Location
- Middleton Crescent Costessey, Norfolk, NR5 0PX England 52°39′00″N 1°12′42″E﻿ / ﻿52.6499°N 1.2118°E

Information
- Type: Academy
- Established: 1952
- Trust: Ormiston Academies Trust
- Department for Education URN: 136186 Tables
- Ofsted: Reports
- Principal: Naomi Palmer
- Gender: Coeducational
- Age: 11 to 19
- Website: www.ormistonvictoryacademy.co.uk

= Ormiston Victory Academy =

Ormiston Victory Academy (formerly Costessey High School) is a secondary school and sixth form located in Costessey, Norfolk, England. The academy has specialisms in Science and Applied Learning.

The academy catchment area covers Easton, Marlingford, East Tuddenham, Bawburgh and the neighbouring suburb of Bowthorpe, as well as Costessey. The school students from Year 7 to Year 11 study GCSEs. The academy sixth form (Lord Nelson Sixth Form) offers its Year 12 to Year 13 students A Levels.

==History==
Costessey High School was renamed Ormiston Victory Academy in September 2010.

A building designed by Nicholas Hare Architects has been built replacing the old school building, and can now cater for 1250 pupils. The academy received a £15 million to revamp the old site. The new school building opened in November 2013.

==Ofsted inspections==

In 1999 the school, then Costessey High School, was judged Inadequate by Ofsted.

In August 2014 The Observer newspaper alleged that the school was given two weeks' advance warning of a May 2013 inspection by Ofsted, the government body responsible for inspecting and regulating schools.

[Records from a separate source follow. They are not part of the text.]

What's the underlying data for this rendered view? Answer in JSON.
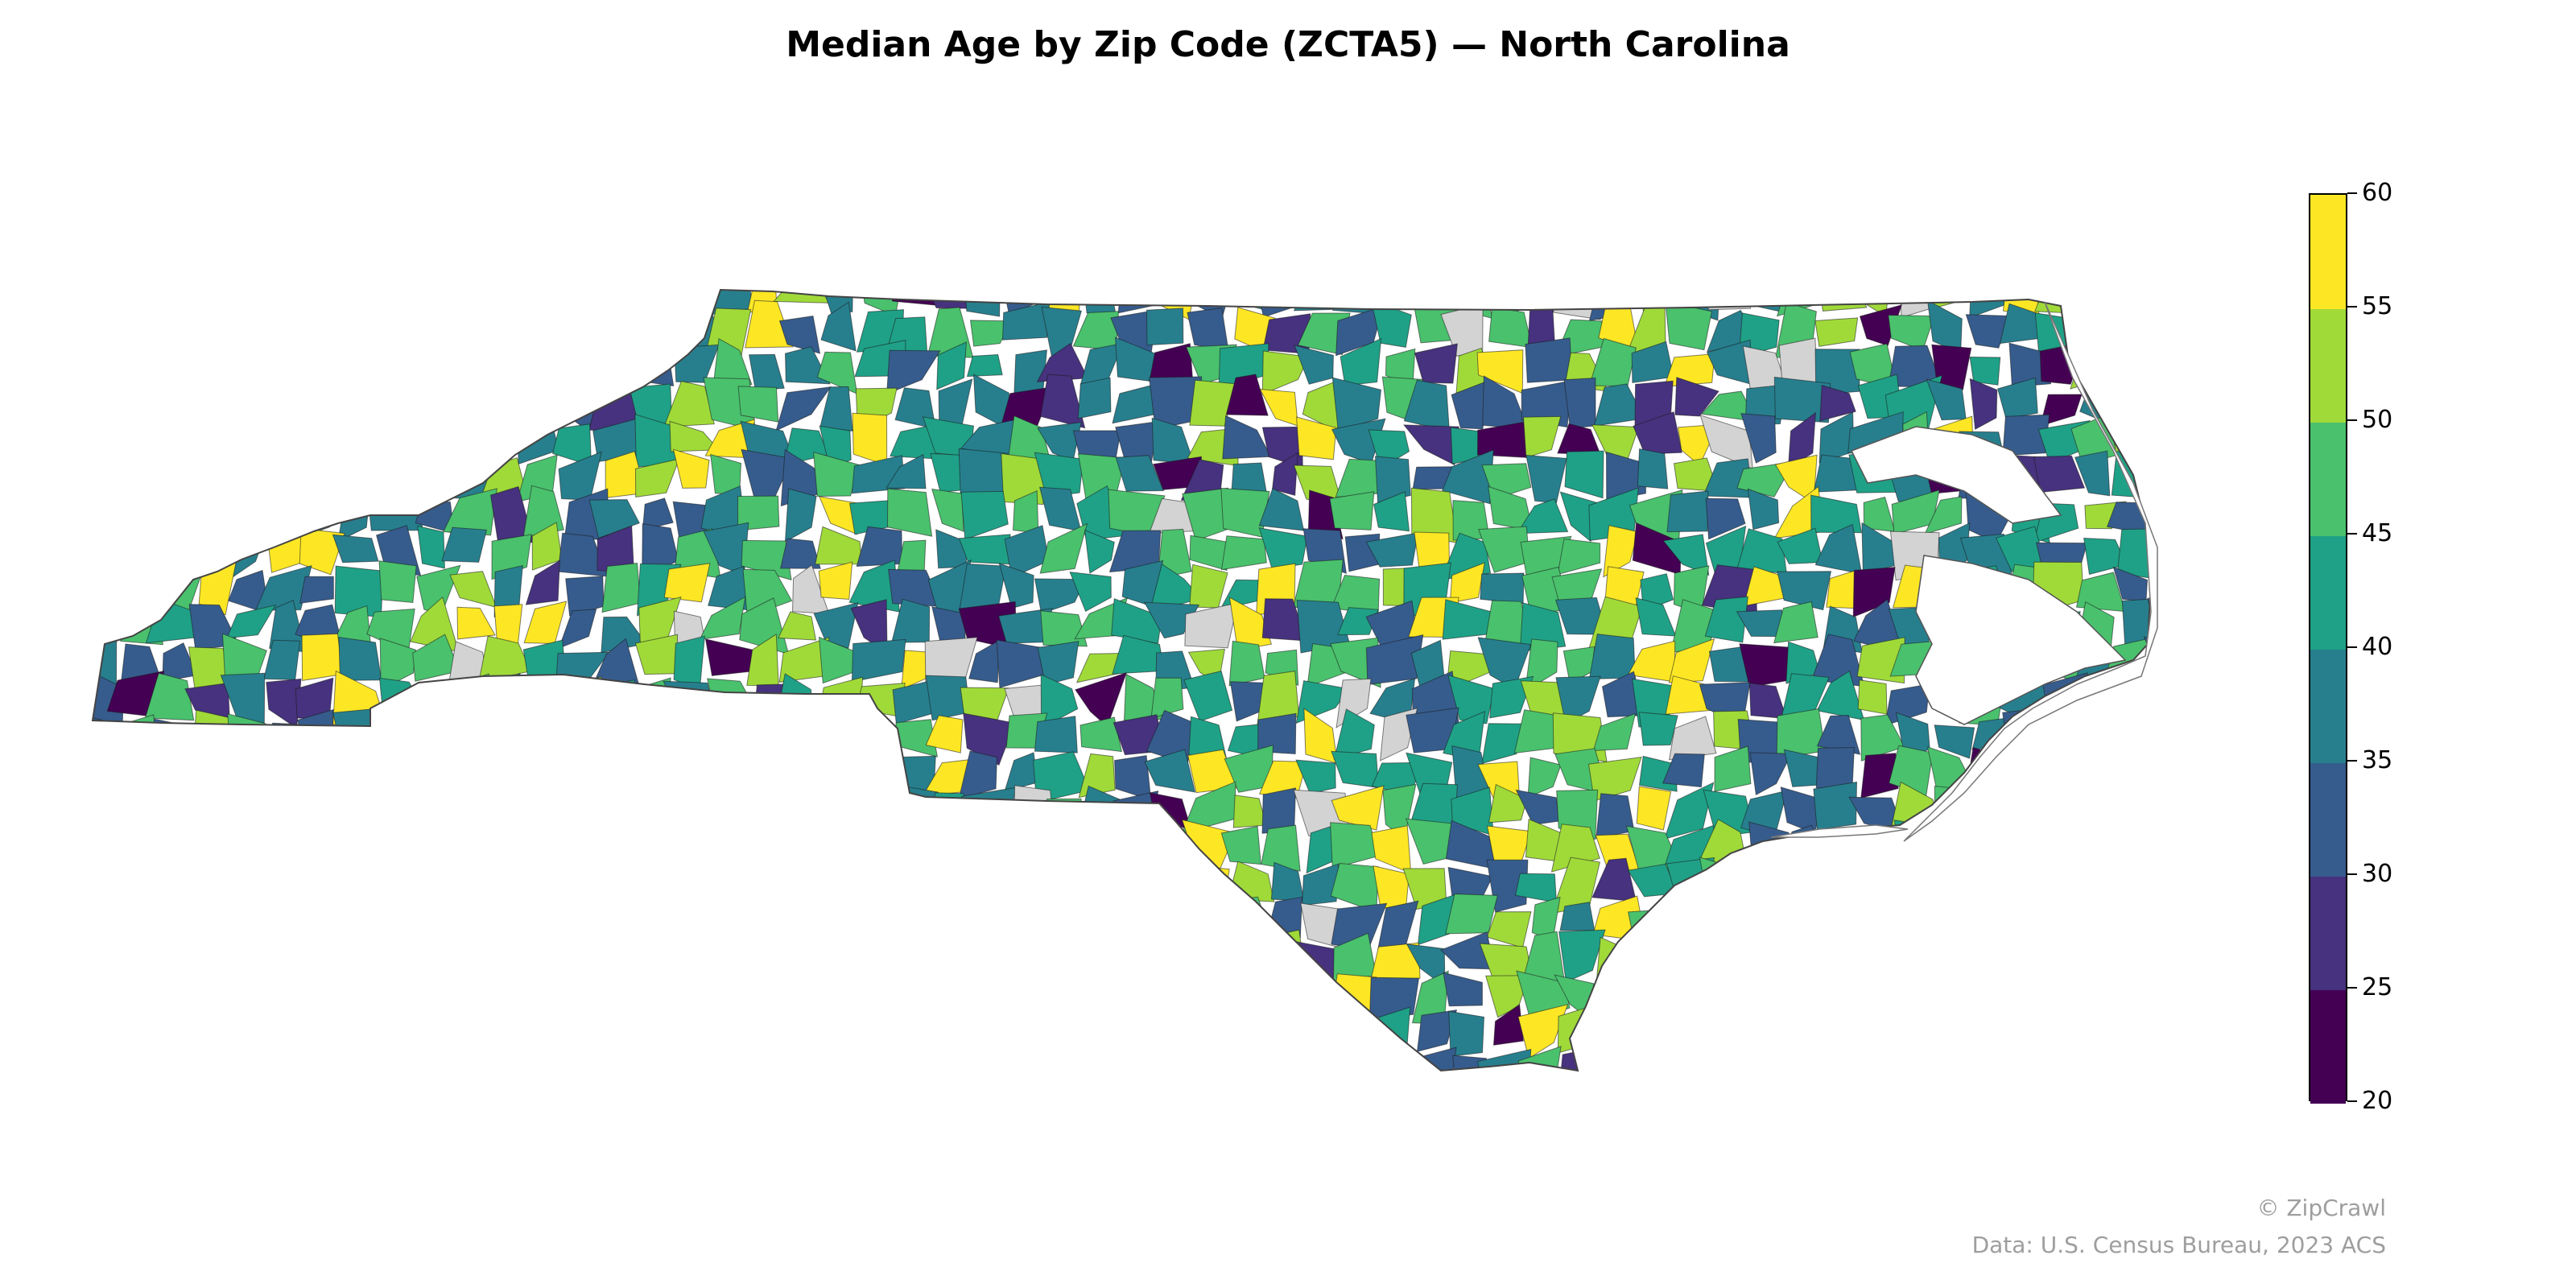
{
  "title": "Median Age by Zip Code (ZCTA5) — North Carolina",
  "colorbar": {
    "min": 20,
    "max": 60,
    "ticks": [
      "20",
      "25",
      "30",
      "35",
      "40",
      "45",
      "50",
      "55",
      "60"
    ],
    "colors": [
      "#440154",
      "#46327e",
      "#365c8d",
      "#277f8e",
      "#1fa187",
      "#4ac16d",
      "#a0da39",
      "#fde725"
    ],
    "no_data_color": "#d3d3d3"
  },
  "credits": {
    "copyright": "© ZipCrawl",
    "source": "Data: U.S. Census Bureau, 2023 ACS"
  }
}
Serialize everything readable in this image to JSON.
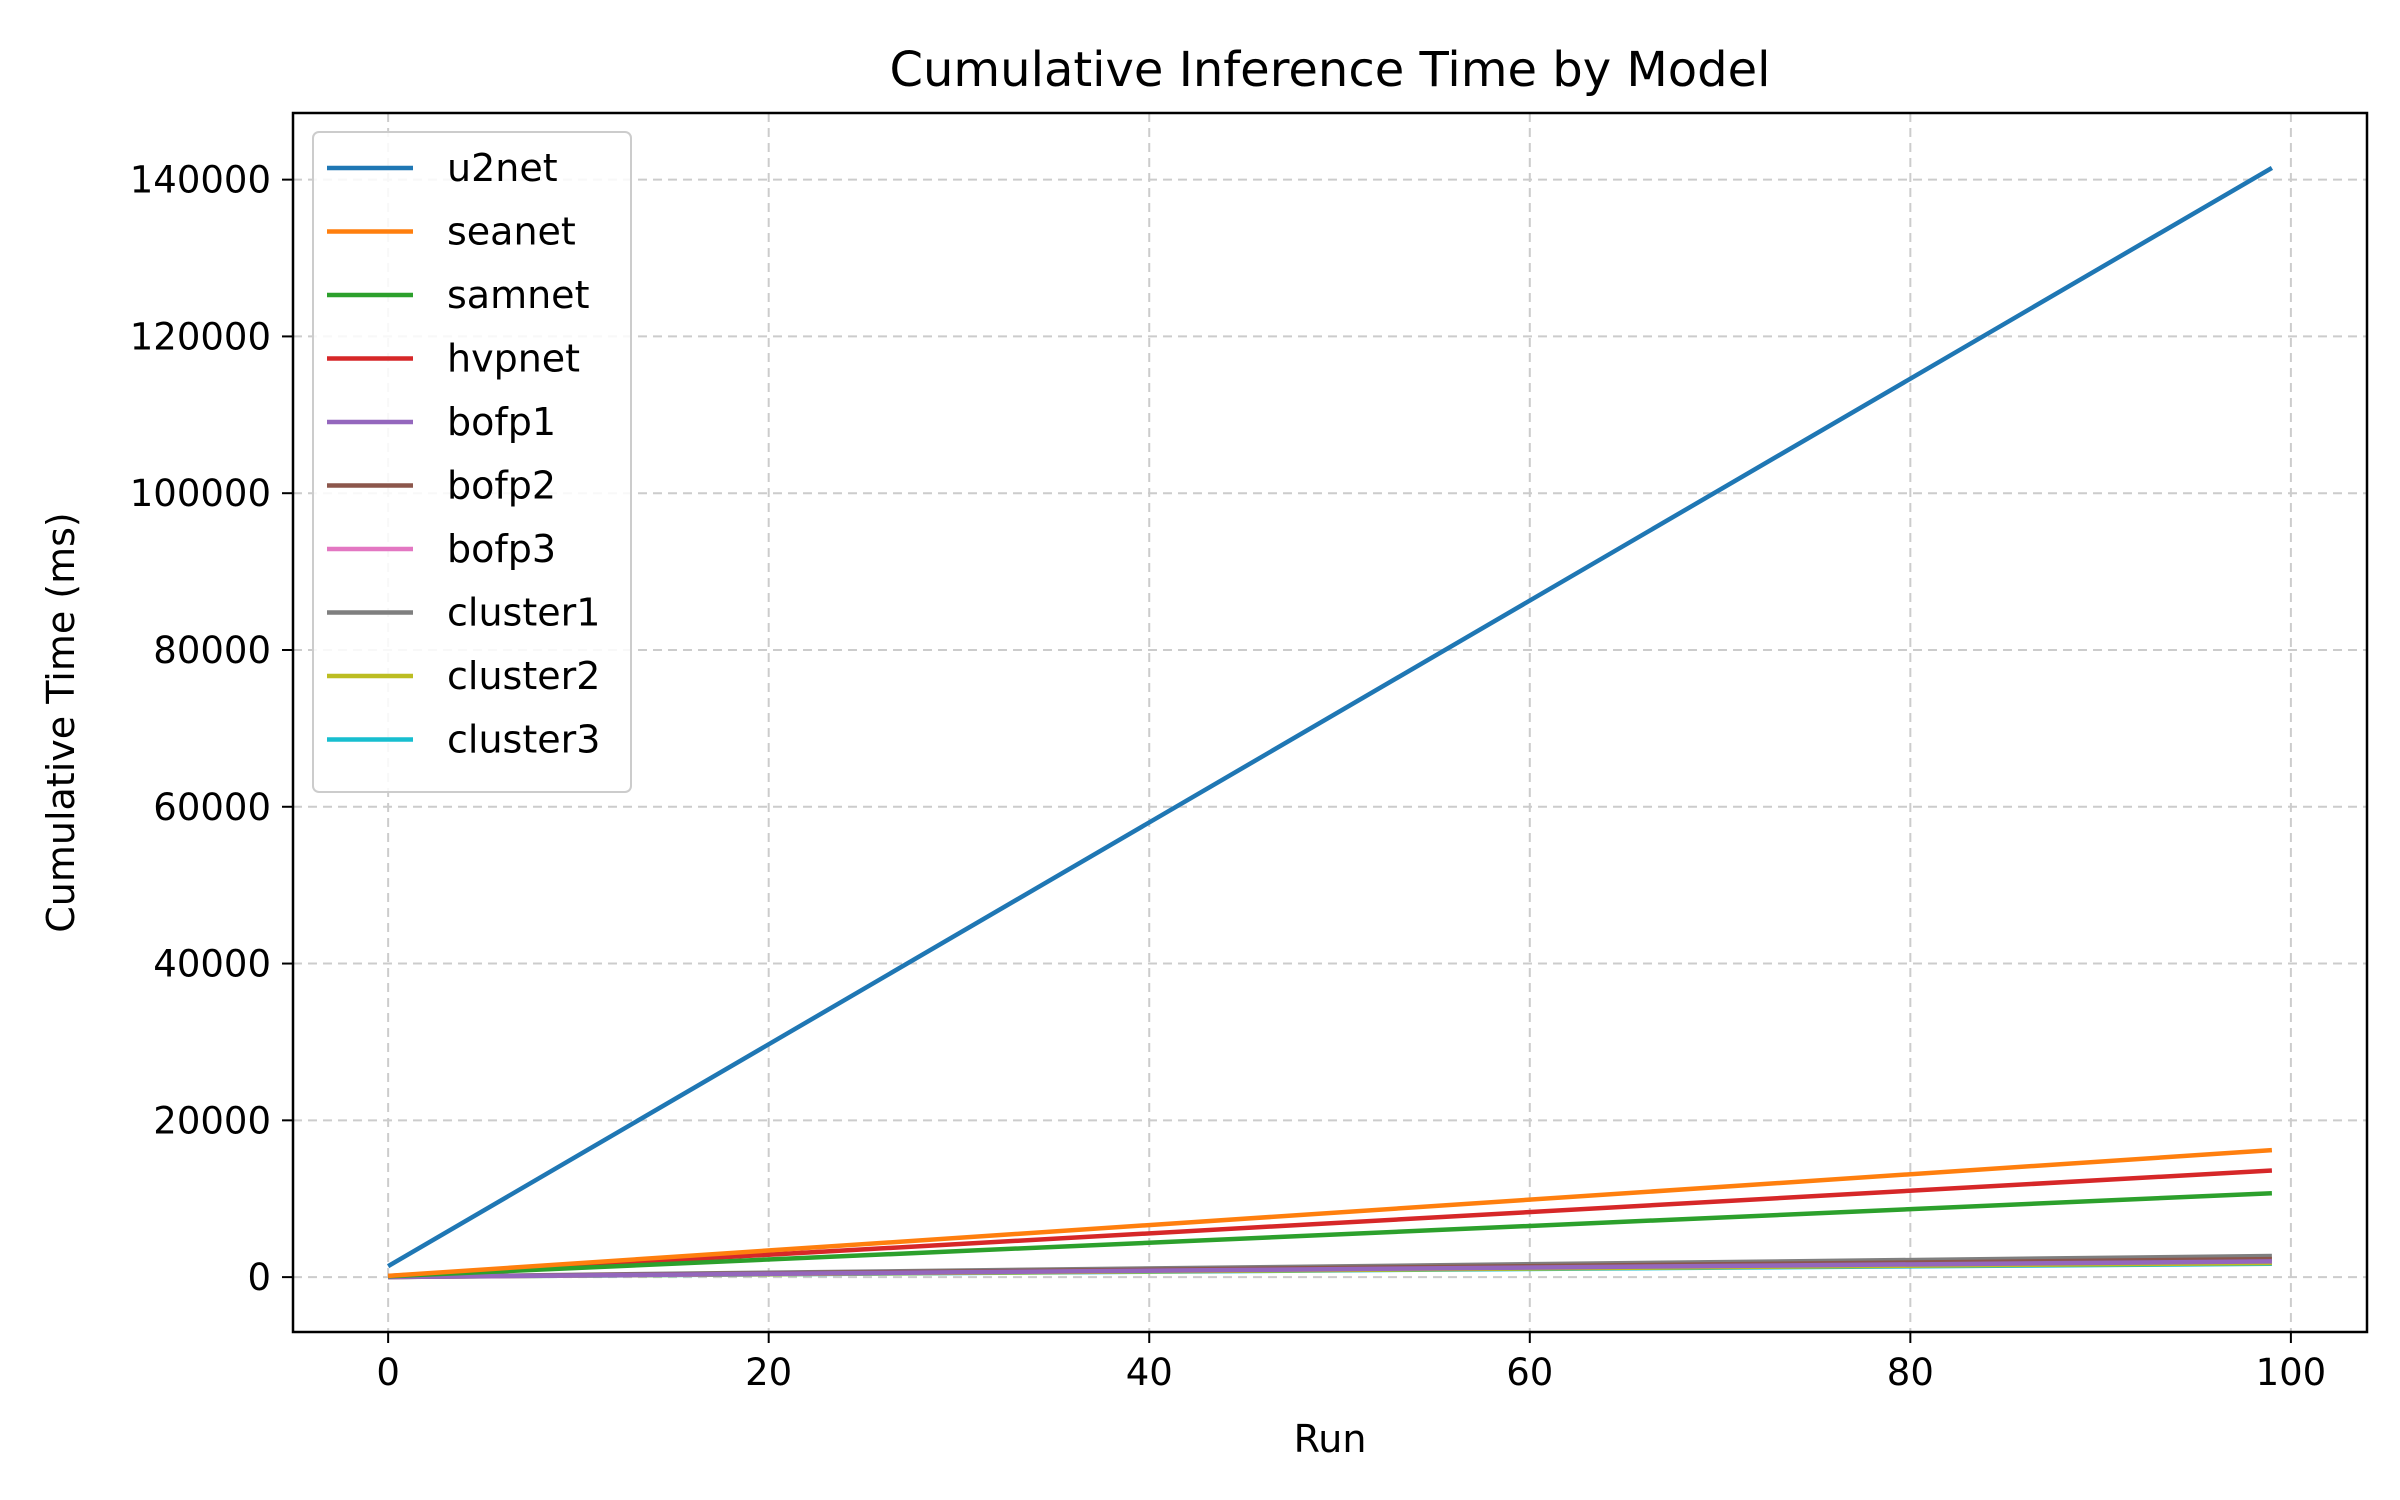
{
  "chart_data": {
    "type": "line",
    "title": "Cumulative Inference Time by Model",
    "xlabel": "Run",
    "ylabel": "Cumulative Time (ms)",
    "xlim": [
      -5,
      104
    ],
    "ylim": [
      -7000,
      148500
    ],
    "xticks": [
      0,
      20,
      40,
      60,
      80,
      100
    ],
    "yticks": [
      0,
      20000,
      40000,
      60000,
      80000,
      100000,
      120000,
      140000
    ],
    "grid": true,
    "legend_position": "upper-left",
    "series": [
      {
        "name": "u2net",
        "color": "#1f77b4",
        "x": [
          0,
          99
        ],
        "y": [
          1400,
          141500
        ]
      },
      {
        "name": "seanet",
        "color": "#ff7f0e",
        "x": [
          0,
          99
        ],
        "y": [
          160,
          16200
        ]
      },
      {
        "name": "samnet",
        "color": "#2ca02c",
        "x": [
          0,
          99
        ],
        "y": [
          110,
          10700
        ]
      },
      {
        "name": "hvpnet",
        "color": "#d62728",
        "x": [
          0,
          99
        ],
        "y": [
          140,
          13600
        ]
      },
      {
        "name": "bofp1",
        "color": "#9467bd",
        "x": [
          0,
          99
        ],
        "y": [
          20,
          2000
        ]
      },
      {
        "name": "bofp2",
        "color": "#8c564b",
        "x": [
          0,
          99
        ],
        "y": [
          22,
          2300
        ]
      },
      {
        "name": "bofp3",
        "color": "#e377c2",
        "x": [
          0,
          99
        ],
        "y": [
          20,
          2100
        ]
      },
      {
        "name": "cluster1",
        "color": "#7f7f7f",
        "x": [
          0,
          99
        ],
        "y": [
          27,
          2700
        ]
      },
      {
        "name": "cluster2",
        "color": "#bcbd22",
        "x": [
          0,
          99
        ],
        "y": [
          18,
          1800
        ]
      },
      {
        "name": "cluster3",
        "color": "#17becf",
        "x": [
          0,
          99
        ],
        "y": [
          16,
          1700
        ]
      }
    ]
  }
}
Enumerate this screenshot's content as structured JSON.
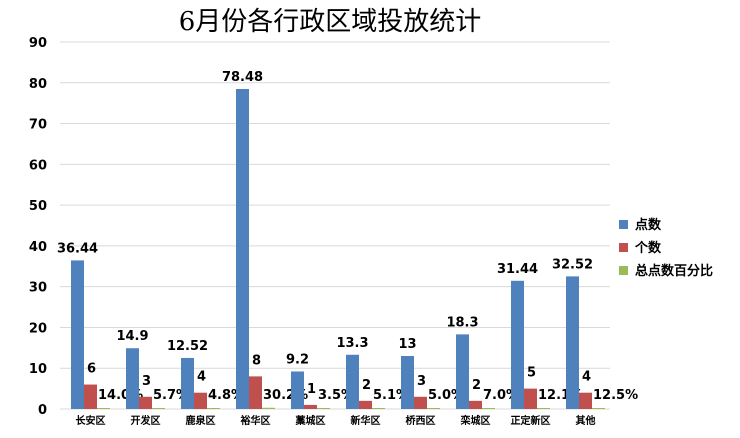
{
  "chart_data": {
    "type": "bar",
    "title": "6月份各行政区域投放统计",
    "categories": [
      "长安区",
      "开发区",
      "鹿泉区",
      "裕华区",
      "藁城区",
      "新华区",
      "桥西区",
      "栾城区",
      "正定新区",
      "其他"
    ],
    "ylim": [
      0,
      90
    ],
    "yticks": [
      0,
      10,
      20,
      30,
      40,
      50,
      60,
      70,
      80,
      90
    ],
    "grid": true,
    "legend_position": "right",
    "series": [
      {
        "name": "点数",
        "color": "#4F81BD",
        "values": [
          36.44,
          14.9,
          12.52,
          78.48,
          9.2,
          13.3,
          13,
          18.3,
          31.44,
          32.52
        ],
        "labels": [
          "36.44",
          "14.9",
          "12.52",
          "78.48",
          "9.2",
          "13.3",
          "13",
          "18.3",
          "31.44",
          "32.52"
        ]
      },
      {
        "name": "个数",
        "color": "#C0504D",
        "values": [
          6,
          3,
          4,
          8,
          1,
          2,
          3,
          2,
          5,
          4
        ],
        "labels": [
          "6",
          "3",
          "4",
          "8",
          "1",
          "2",
          "3",
          "2",
          "5",
          "4"
        ]
      },
      {
        "name": "总点数百分比",
        "color": "#9BBB59",
        "values": [
          0.14,
          0.057,
          0.048,
          0.302,
          0.035,
          0.051,
          0.05,
          0.07,
          0.121,
          0.125
        ],
        "labels": [
          "14.0%",
          "5.7%",
          "4.8%",
          "30.2%",
          "3.5%",
          "5.1%",
          "5.0%",
          "7.0%",
          "12.1%",
          "12.5%"
        ]
      }
    ]
  }
}
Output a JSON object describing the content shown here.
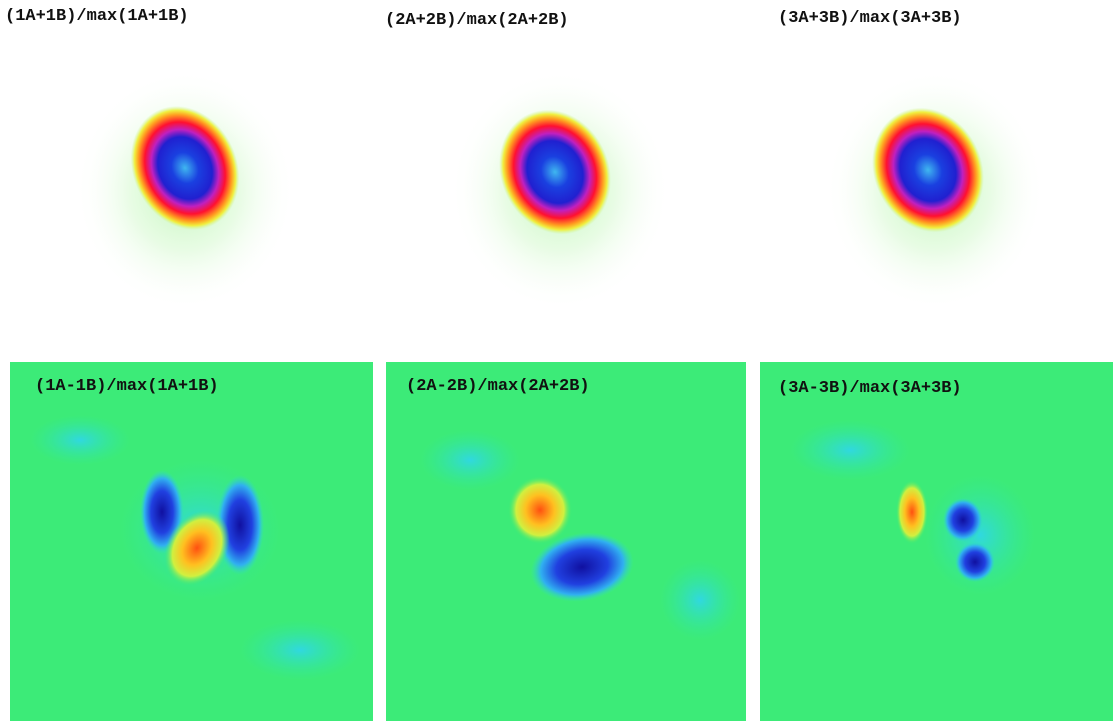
{
  "panels": [
    {
      "label": "(1A+1B)/max(1A+1B)"
    },
    {
      "label": "(2A+2B)/max(2A+2B)"
    },
    {
      "label": "(3A+3B)/max(3A+3B)"
    },
    {
      "label": "(1A-1B)/max(1A+1B)"
    },
    {
      "label": "(2A-2B)/max(2A+2B)"
    },
    {
      "label": "(3A-3B)/max(3A+3B)"
    }
  ]
}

In England and Wales schools should not be informed of an inspection before noon on the day prior to the inspection.

The newspaper cited whistleblowers who claimed that the advance notice enabled the school to "parachute" in extra teaching staff who had never taught at the school prior to the inspection, "to put in place high-quality lesson planning, get on top of marking and create "evidence files" presenting the day-to-day running of the school in as positive light as possible," and "to mitigate for known staff absence" by providing a supply teacher with "comprehensive lesson plan materials in an "Ofsted-friendly" format... including detailed information on each pupil's progress, especially for the inspection, before the school was notified officially by Ofsted of the visit."

Ormiston Academies Trust denied that the school "received prior notification not allowed under Ofsted rules". Ofsted initially stated that the school did not receive an early warning and that it "had not received any complaints about any of the inspections" but later admitted that it had received an official complaint from one parent in May 2013. The complainant said that his daughter, a pupil at the school, had been told by a teacher that an inspection would be taking place a week later. A teacher who had worked at the school during the May inspection also claimed that "senior staff knew the exact inspection dates the previous week."

Ofsted subsequently announced: "Ofsted regional director Sir Robin Bosher is reviewing the circumstances of specific inspections in Norfolk and the wider handling of the sharing of information about inspection schedules. He will report back shortly."

Sir Michael Wilshaw, Her Majesty's Chief Inspector of Education, Children's Services and Skills, said: "If any evidence comes to light that proves anyone within Ofsted or our contractors have shared information inappropriately, I will have no hesitation in taking the strongest possible action."